# The Music industry in a nutshell



## Deegan Rin (Jan 1, 2020)

This is honestly just me kinda venting about how screwed up the music industry can be. The perfect example of this is a production/DJ Duo by the name of divclass. Years ago they made a song called time with a kicking bass line and an amazing Melody. In 2015 afrojack made a song called crunk with Karim Mika. The same bass line and the same Melody with the tiniest of tweaks. Divclass found it. Proved that it was plagiarized and less than a week later, vanished into thin air. You can't find any of their music anywhere anymore. All their social media accounts deleted. All their pages on streaming services are gone. They were really talented and afrojack erased them from history all because he copied their song, got caught, and instead of just going about it properly in a court and paying out a bit of money, He erased them. He's not even a good producer anymore but, after that I unfollwed him everywhere refuse to listen to any of his work and to this day harbor a slight hatred for him.
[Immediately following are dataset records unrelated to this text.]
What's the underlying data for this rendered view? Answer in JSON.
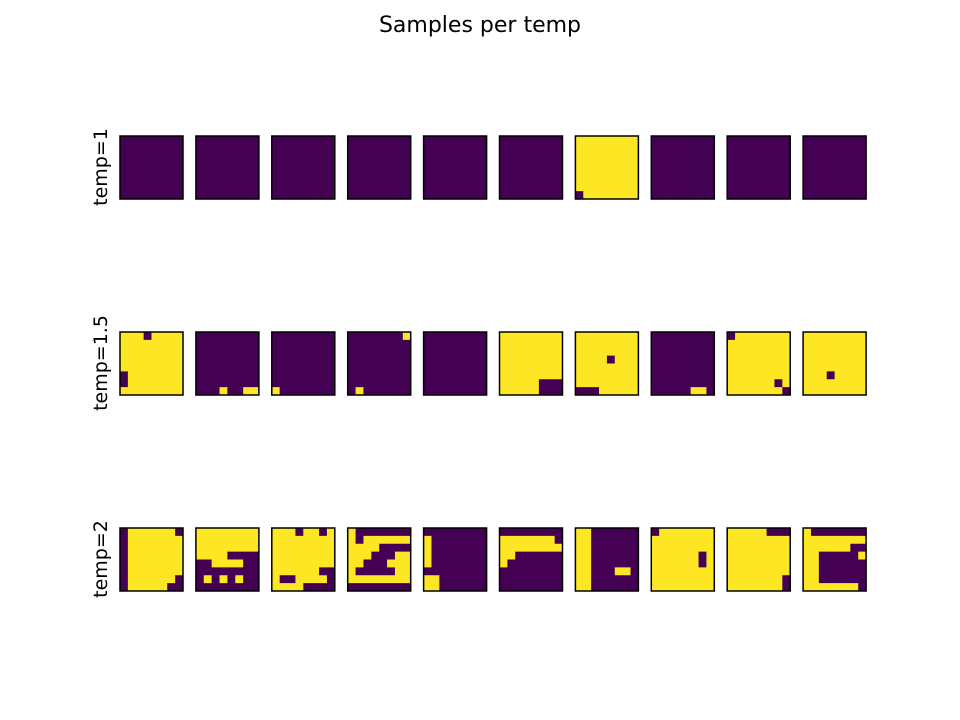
{
  "chart_data": {
    "type": "heatmap",
    "title": "Samples per temp",
    "grid_size": 8,
    "colors": {
      "0": "#440154",
      "1": "#fde725",
      "frame": "#000000"
    },
    "rows": [
      {
        "label": "temp=1",
        "samples": [
          [
            "00000000",
            "00000000",
            "00000000",
            "00000000",
            "00000000",
            "00000000",
            "00000000",
            "00000000"
          ],
          [
            "00000000",
            "00000000",
            "00000000",
            "00000000",
            "00000000",
            "00000000",
            "00000000",
            "00000000"
          ],
          [
            "00000000",
            "00000000",
            "00000000",
            "00000000",
            "00000000",
            "00000000",
            "00000000",
            "00000000"
          ],
          [
            "00000000",
            "00000000",
            "00000000",
            "00000000",
            "00000000",
            "00000000",
            "00000000",
            "00000000"
          ],
          [
            "00000000",
            "00000000",
            "00000000",
            "00000000",
            "00000000",
            "00000000",
            "00000000",
            "00000000"
          ],
          [
            "00000000",
            "00000000",
            "00000000",
            "00000000",
            "00000000",
            "00000000",
            "00000000",
            "00000000"
          ],
          [
            "11111111",
            "11111111",
            "11111111",
            "11111111",
            "11111111",
            "11111111",
            "11111111",
            "01111111"
          ],
          [
            "00000000",
            "00000000",
            "00000000",
            "00000000",
            "00000000",
            "00000000",
            "00000000",
            "00000000"
          ],
          [
            "00000000",
            "00000000",
            "00000000",
            "00000000",
            "00000000",
            "00000000",
            "00000000",
            "00000000"
          ],
          [
            "00000000",
            "00000000",
            "00000000",
            "00000000",
            "00000000",
            "00000000",
            "00000000",
            "00000000"
          ]
        ]
      },
      {
        "label": "temp=1.5",
        "samples": [
          [
            "11101111",
            "11111111",
            "11111111",
            "11111111",
            "11111111",
            "01111111",
            "01111111",
            "11111111"
          ],
          [
            "00000000",
            "00000000",
            "00000000",
            "00000000",
            "00000000",
            "00000000",
            "00000000",
            "00010011"
          ],
          [
            "00000000",
            "00000000",
            "00000000",
            "00000000",
            "00000000",
            "00000000",
            "00000000",
            "10000000"
          ],
          [
            "00000001",
            "00000000",
            "00000000",
            "00000000",
            "00000000",
            "00000000",
            "00000000",
            "01000000"
          ],
          [
            "00000000",
            "00000000",
            "00000000",
            "00000000",
            "00000000",
            "00000000",
            "00000000",
            "00000000"
          ],
          [
            "11111111",
            "11111111",
            "11111111",
            "11111111",
            "11111111",
            "11111111",
            "11111000",
            "11111000"
          ],
          [
            "11111111",
            "11111111",
            "11111111",
            "11110111",
            "11111111",
            "11111111",
            "11111111",
            "00011111"
          ],
          [
            "00000000",
            "00000000",
            "00000000",
            "00000000",
            "00000000",
            "00000000",
            "00000000",
            "00000110"
          ],
          [
            "01111111",
            "11111111",
            "11111111",
            "11111111",
            "11111111",
            "11111111",
            "11111101",
            "11111110"
          ],
          [
            "11111111",
            "11111111",
            "11111111",
            "11111111",
            "11111111",
            "11101111",
            "11111111",
            "11111111"
          ]
        ]
      },
      {
        "label": "temp=2",
        "samples": [
          [
            "01111110",
            "01111111",
            "01111111",
            "01111111",
            "01111111",
            "01111111",
            "01111110",
            "01111100"
          ],
          [
            "11111111",
            "11111111",
            "11111111",
            "11110000",
            "00111100",
            "00000000",
            "01010100",
            "00000000"
          ],
          [
            "11101101",
            "11111111",
            "11111111",
            "11111111",
            "11111111",
            "11111100",
            "10011110",
            "11110000"
          ],
          [
            "10000000",
            "10111111",
            "11110000",
            "11100011",
            "11000111",
            "10000011",
            "11111111",
            "00000000"
          ],
          [
            "00000000",
            "10000000",
            "10000000",
            "10000000",
            "10000000",
            "00000000",
            "11000000",
            "11000000"
          ],
          [
            "00000000",
            "11111110",
            "11111111",
            "11000000",
            "10000000",
            "00000000",
            "00000000",
            "00000000"
          ],
          [
            "11000000",
            "11000000",
            "11000000",
            "11000000",
            "11000000",
            "11000110",
            "11000000",
            "11000000"
          ],
          [
            "01111111",
            "11111111",
            "11111111",
            "11111101",
            "11111101",
            "11111111",
            "11111111",
            "11111111"
          ],
          [
            "11111000",
            "11111111",
            "11111111",
            "11111111",
            "11111111",
            "11111111",
            "11111110",
            "11111110"
          ],
          [
            "10000000",
            "11111111",
            "11111100",
            "11000001",
            "11000000",
            "11000000",
            "11000000",
            "11111110"
          ]
        ]
      }
    ]
  }
}
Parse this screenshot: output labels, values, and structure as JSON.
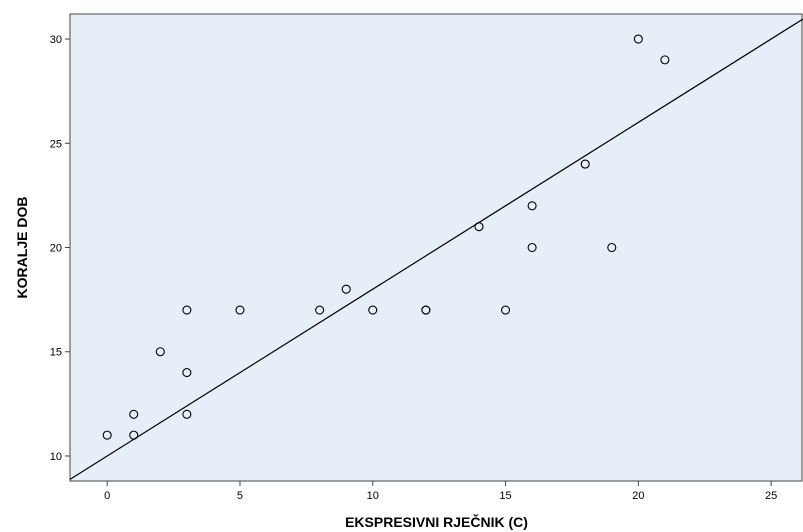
{
  "chart_data": {
    "type": "scatter",
    "title": "",
    "xlabel": "EKSPRESIVNI RJEČNIK (C)",
    "ylabel": "KORALJE DOB",
    "xlim": [
      -1.4,
      26.2
    ],
    "ylim": [
      8.8,
      31.2
    ],
    "xticks": [
      0,
      5,
      10,
      15,
      20,
      25
    ],
    "yticks": [
      10,
      15,
      20,
      25,
      30
    ],
    "grid": false,
    "legend": "none",
    "colors": {
      "plot_background": "#e6eff8",
      "marker_stroke": "#000000",
      "line": "#000000"
    },
    "points": [
      {
        "x": 0,
        "y": 11
      },
      {
        "x": 1,
        "y": 12
      },
      {
        "x": 1,
        "y": 11
      },
      {
        "x": 2,
        "y": 15
      },
      {
        "x": 3,
        "y": 17
      },
      {
        "x": 3,
        "y": 14
      },
      {
        "x": 3,
        "y": 12
      },
      {
        "x": 5,
        "y": 17
      },
      {
        "x": 8,
        "y": 17
      },
      {
        "x": 9,
        "y": 18
      },
      {
        "x": 10,
        "y": 17
      },
      {
        "x": 12,
        "y": 17
      },
      {
        "x": 12,
        "y": 17
      },
      {
        "x": 14,
        "y": 21
      },
      {
        "x": 15,
        "y": 17
      },
      {
        "x": 16,
        "y": 22
      },
      {
        "x": 16,
        "y": 20
      },
      {
        "x": 18,
        "y": 24
      },
      {
        "x": 19,
        "y": 20
      },
      {
        "x": 20,
        "y": 30
      },
      {
        "x": 21,
        "y": 29
      }
    ],
    "fit_line": {
      "intercept": 10.0,
      "slope": 0.8
    }
  }
}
Industry giants have far to much influence and they aren't afraid to step on the little guy. Instead of coaching and encouraging they just destroy your dreams and laugh. It's disgusting and a perfect example of what fame does to you.


----------



## Borophagus Metropolis (Jan 1, 2020)

I hate music as an industry.
But I love industrial music.
And I love music as an art.


----------



## Deegan Rin (Jan 1, 2020)

It sucks to be honest. You are it far to much. Used to ghost produce for a few people. You make the mix then sell all rights of the song over to someone else. It worked for me for awhile. Used to DJ under the name of Stargazerz but I'm teaching my fiance how to produce and how to DJ so we can be a duo. Already have stage costume ideas and we already decided on the name awhile ago. CyanideXRoses. So the industry sucks but the creation of the music and the satisfaction makes it worth it. We will be doing some nice mid tempo stuff once I finally move there


----------